The funny thing about solid B is that when I finished the tree I thought I was at level B too, but a year later, after learning a lot more grammar, vocabulary, expressions, etc, I'm not quite sure I'm there yet. I visite TV5Monde A1 and realized I still struggle going through it. So it appears different people/different sites think differently about where level B is.

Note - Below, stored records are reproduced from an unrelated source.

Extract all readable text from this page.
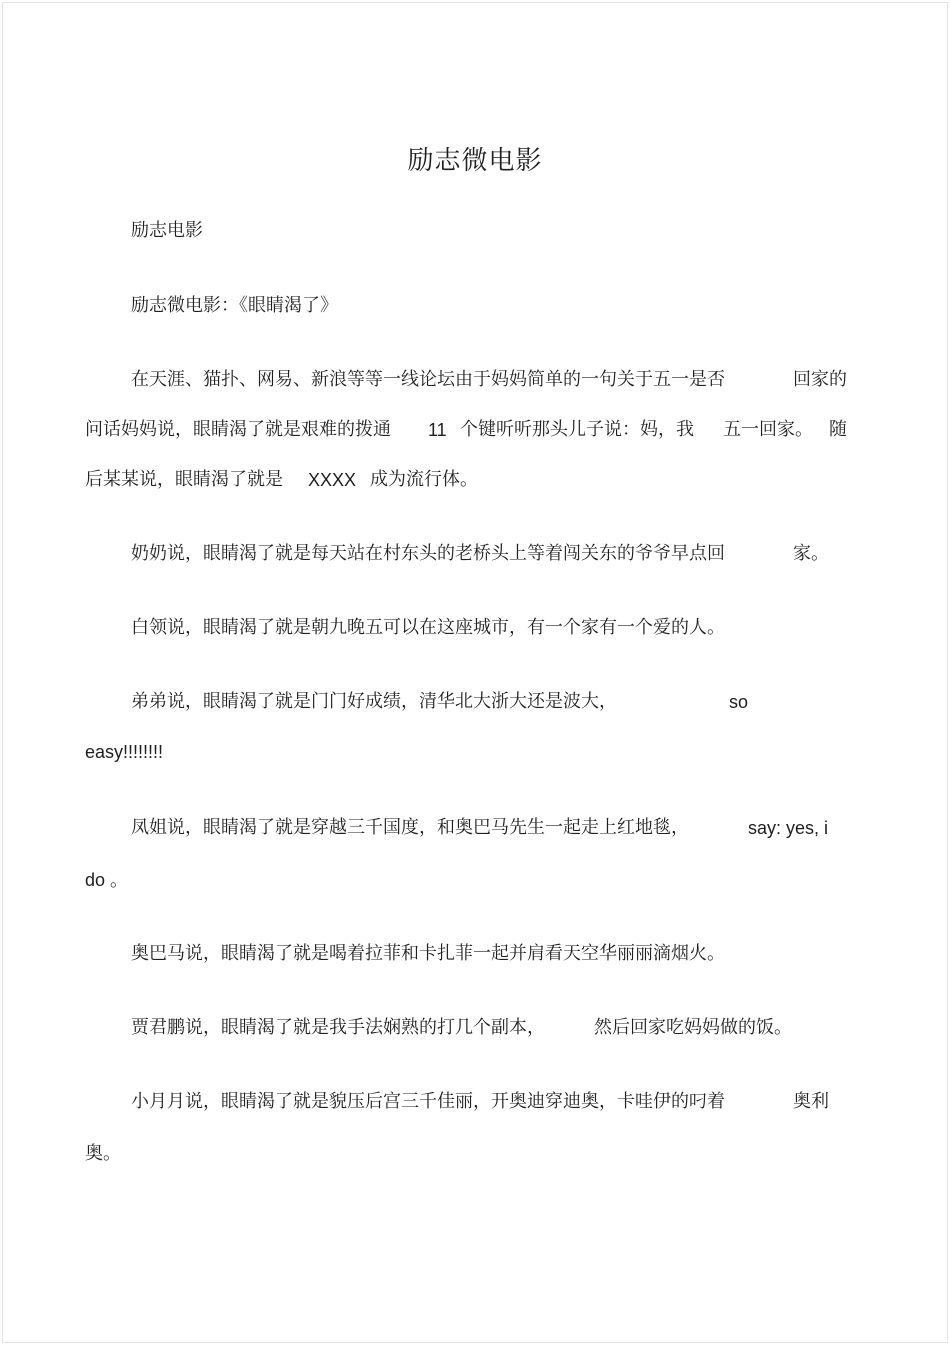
励志微电影
励志电影
励志微电影：《眼睛渴了》
在天涯、猫扑、网易、新浪等等一线论坛由于妈妈简单的一句关于五一是否	回家的
问话妈妈说，眼睛渴了就是艰难的拨通 11 个键听听那头儿子说：妈，我 五一回家。 随
后某某说，眼睛渴了就是 XXXX 成为流行体。
奶奶说，眼睛渴了就是每天站在村东头的老桥头上等着闯关东的爷爷早点回	家。
白领说，眼睛渴了就是朝九晚五可以在这座城市，有一个家有一个爱的人。
弟弟说，眼睛渴了就是门门好成绩，清华北大浙大还是波大，	so
easy!!!!!!!!
凤姐说，眼睛渴了就是穿越三千国度，和奥巴马先生一起走上红地毯，	say: yes, i
do 。
奥巴马说，眼睛渴了就是喝着拉菲和卡扎菲一起并肩看天空华丽丽滴烟火。
贾君鹏说，眼睛渴了就是我手法娴熟的打几个副本，	然后回家吃妈妈做的饭。
小月月说，眼睛渴了就是貌压后宫三千佳丽，开奥迪穿迪奥，卡哇伊的叼着	奥利
奥。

Should buddy, should. Should is not is. Although, fair call on my statement, it's probably a bit too broad. Speed, and breadth of comprehension of real-time conversation only come with exposure to it, is probably one of the hardest skills to attain when learning a language and you most definitely don't get that here (unless you join a user convo group). Obviously if you step balls deep into an immersion type exercise and you're ill-prepared, you won't do well. The level of those exercises is good, as only a broad understanding is expected, and they do give native exposure - which is excellent. This site could give you a pretty good grounding, considering the amount of time spent. But it should be noted that it would be best used as an adjunct to a more comprehensive approach. Looks like your English is doing great though, although I doubt trying to learn all the languages of a hyper-polyglot at the same time is a good strategy to actually be any good at any of them. Best of luck with your studies, you'll get there in the end.